Literature as Event and Action: The Performativity of Literature in Sweden 1800 - 2008

Project: Research

Layman's description

When Selma Lagerlöf appears in front of an audience to read from her work, the capacity of the literary text for interacting with and affecting its receivers is manifested. This is literature in the form of action and it is most clearly manifested in the performance, the event. The project writes the history of Swedish literature as events and actions, not primarily as meanings contained in it.
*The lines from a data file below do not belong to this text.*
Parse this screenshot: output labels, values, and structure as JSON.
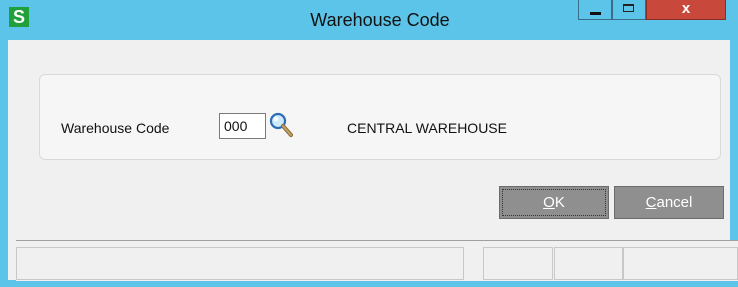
{
  "window": {
    "app_icon_letter": "S",
    "title": "Warehouse Code",
    "close_label": "x"
  },
  "form": {
    "warehouse_code_label": "Warehouse Code",
    "warehouse_code_value": "000",
    "warehouse_description": "CENTRAL WAREHOUSE"
  },
  "buttons": {
    "ok_label": "OK",
    "ok_mnemonic": "O",
    "ok_rest": "K",
    "cancel_mnemonic": "C",
    "cancel_rest": "ancel"
  },
  "icons": {
    "lookup": "magnifier-icon"
  }
}
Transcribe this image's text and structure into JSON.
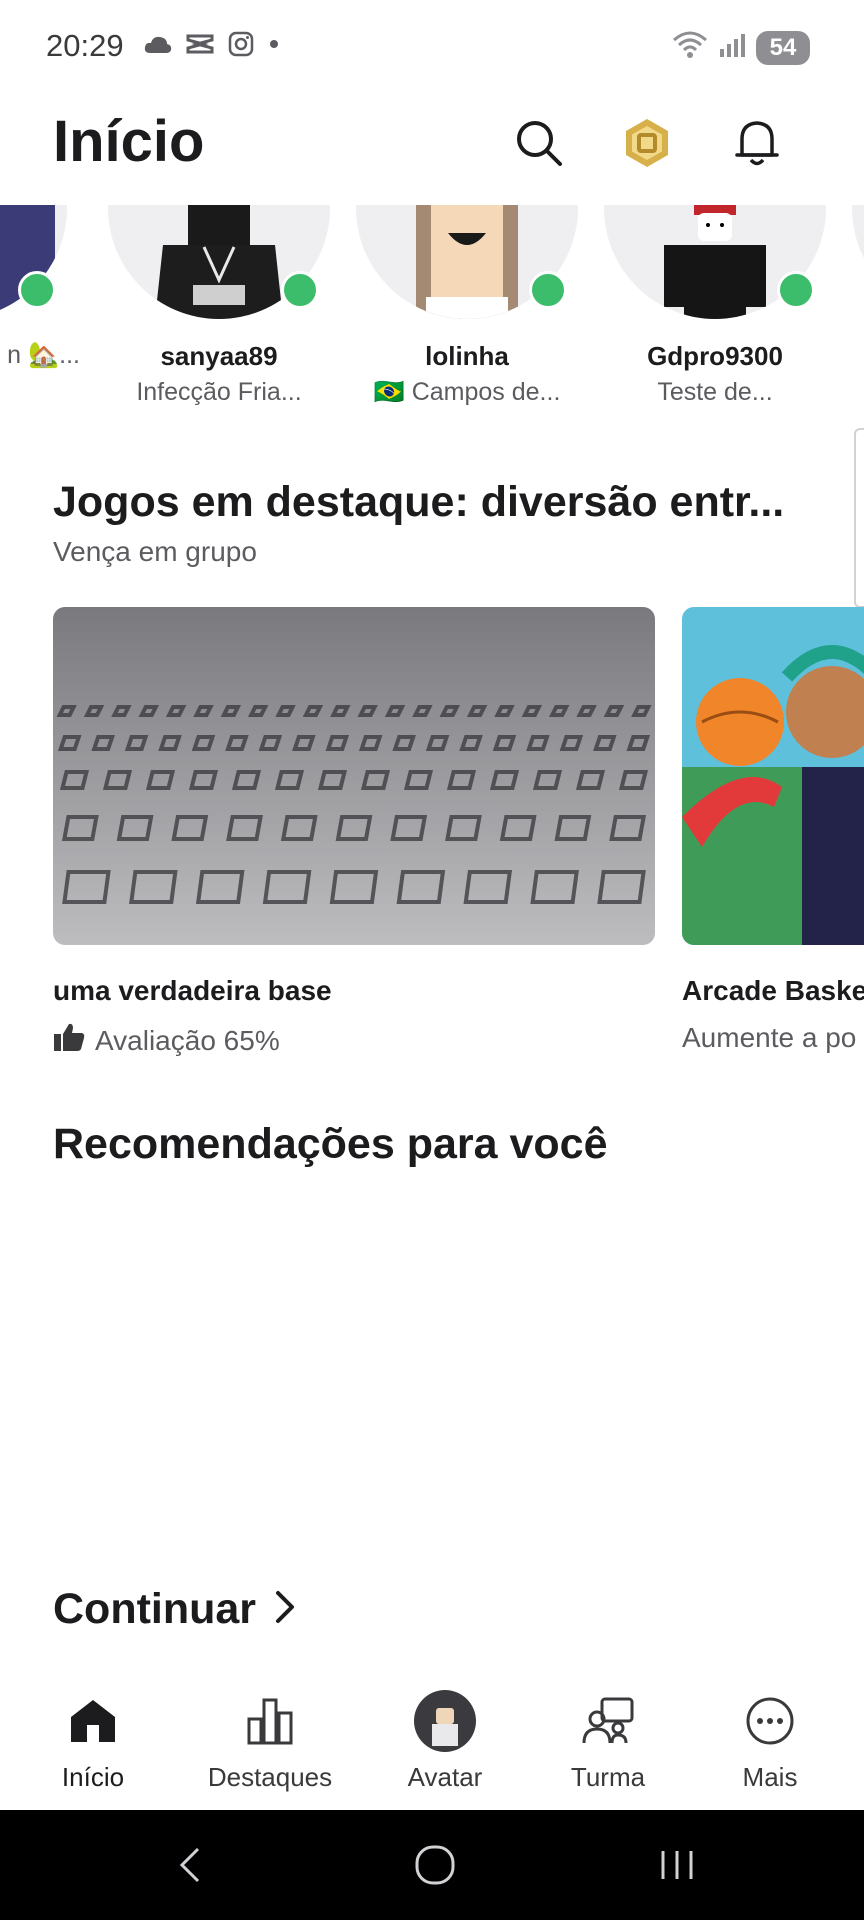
{
  "status_bar": {
    "time": "20:29",
    "battery": "54",
    "icons_left": [
      "cloud-icon",
      "capcut-icon",
      "instagram-icon",
      "dot-icon"
    ],
    "icons_right": [
      "wifi-icon",
      "signal-icon",
      "battery-icon"
    ]
  },
  "header": {
    "title": "Início",
    "icons": [
      "search-icon",
      "robux-icon",
      "bell-icon"
    ]
  },
  "friends": [
    {
      "name": "",
      "status": "n 🏡..."
    },
    {
      "name": "sanyaa89",
      "status": "Infecção Fria..."
    },
    {
      "name": "lolinha",
      "status": "Campos de...",
      "flag": "🇧🇷"
    },
    {
      "name": "Gdpro9300",
      "status": "Teste de..."
    }
  ],
  "featured": {
    "title": "Jogos em destaque: diversão entr...",
    "subtitle": "Vença em grupo",
    "games": [
      {
        "title": "uma verdadeira base",
        "rating": "Avaliação 65%"
      },
      {
        "title": "Arcade Baske",
        "subtitle": "Aumente a po"
      }
    ]
  },
  "recommendations": {
    "title": "Recomendações para você"
  },
  "continue": {
    "label": "Continuar"
  },
  "bottom_nav": [
    {
      "label": "Início",
      "icon": "home-icon"
    },
    {
      "label": "Destaques",
      "icon": "chart-icon"
    },
    {
      "label": "Avatar",
      "icon": "avatar-icon"
    },
    {
      "label": "Turma",
      "icon": "group-icon"
    },
    {
      "label": "Mais",
      "icon": "more-icon"
    }
  ],
  "colors": {
    "online": "#3bbd6b",
    "robux": "#d8b04a",
    "text_primary": "#1c1c1e",
    "text_secondary": "#5c5c60"
  }
}
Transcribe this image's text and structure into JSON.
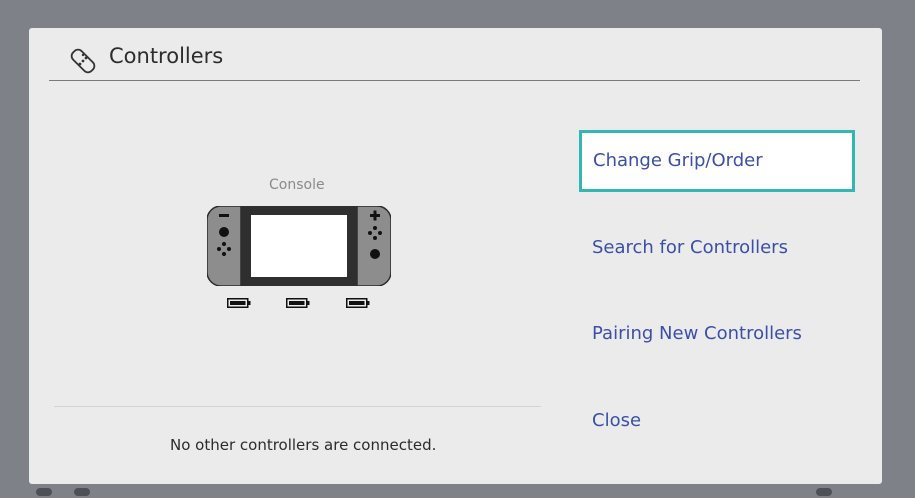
{
  "header": {
    "title": "Controllers",
    "icon": "controller-icon"
  },
  "console": {
    "label": "Console",
    "icon": "switch-console-icon",
    "batteries": [
      "battery-icon",
      "battery-icon",
      "battery-icon"
    ]
  },
  "status": {
    "message": "No other controllers are connected."
  },
  "menu": {
    "items": [
      {
        "label": "Change Grip/Order",
        "selected": true
      },
      {
        "label": "Search for Controllers",
        "selected": false
      },
      {
        "label": "Pairing New Controllers",
        "selected": false
      },
      {
        "label": "Close",
        "selected": false
      }
    ]
  },
  "colors": {
    "accent": "#33b7b2",
    "menu_text": "#3a4fa8",
    "panel_bg": "#ebebeb",
    "backdrop": "#7e8187"
  }
}
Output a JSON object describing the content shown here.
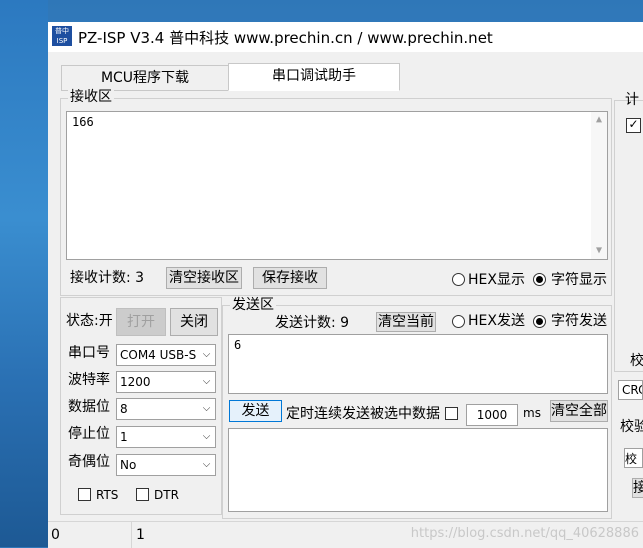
{
  "window": {
    "title": "PZ-ISP V3.4 普中科技  www.prechin.cn / www.prechin.net",
    "icon_lines": [
      "普中",
      "ISP"
    ]
  },
  "tabs": [
    {
      "label": "MCU程序下载",
      "active": false
    },
    {
      "label": "串口调试助手",
      "active": true
    }
  ],
  "receive": {
    "group_label": "接收区",
    "content": "166",
    "count_label": "接收计数: 3",
    "clear_button": "清空接收区",
    "save_button": "保存接收",
    "hex_label": "HEX显示",
    "char_label": "字符显示",
    "mode": "char"
  },
  "serial": {
    "status_label": "状态:开",
    "open_button": "打开",
    "close_button": "关闭",
    "port_label": "串口号",
    "port_value": "COM4  USB-S",
    "baud_label": "波特率",
    "baud_value": "1200",
    "databits_label": "数据位",
    "databits_value": "8",
    "stopbits_label": "停止位",
    "stopbits_value": "1",
    "parity_label": "奇偶位",
    "parity_value": "No",
    "rts_label": "RTS",
    "dtr_label": "DTR"
  },
  "send": {
    "group_label": "发送区",
    "count_label": "发送计数: 9",
    "clear_current_button": "清空当前",
    "hex_label": "HEX发送",
    "char_label": "字符发送",
    "mode": "char",
    "content": "6",
    "send_button": "发送",
    "timer_label": "定时连续发送被选中数据",
    "interval_value": "1000",
    "interval_unit": "ms",
    "clear_all_button": "清空全部"
  },
  "right": {
    "top_label": "计",
    "check_label": "校",
    "crc_label": "CRC",
    "verify_label": "校验",
    "verify_box": "校验",
    "btn_label": "接"
  },
  "statusbar": {
    "cell1": "0",
    "cell2": "1",
    "watermark": "https://blog.csdn.net/qq_40628886"
  }
}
The planned project Literature as Event and Action: The Performativity of Literature in Sweden 1800-2008, intend to describe and analyse how literature is publicly performed in reading and song, either on stage or as mediated through radio or television. The project covers Swedish literature of the 19th and 20th centuries and approaches it from the less conventional angles of event and performance. When a late 20th-century poet such as Bruno K. Öijer appear in front of an audience and read from his work, they participate in what has been theorised by ethnologists as an event with its own peculiar trajectory where the interaction between performer and audience is central. It is this trajectory and interaction the project will explore by asking questions such as: What takes place? What results can be traced? More concretely,the project investigates the characteristic traits of particular events that determine their performative consequences. Consequently, the project is less interested in the inherent meaning of the literary text than in what the text does. Typical events, representative of different public spheres and historical moments have been selected, and thanks to the rich holdings of Swedish archives, the project covers the 19th century as well.The overriding aim is to describe how the performativity of literature (its potential for performance and performanz) has developed from the 19th century to the present,taking account of changes in society and media culture.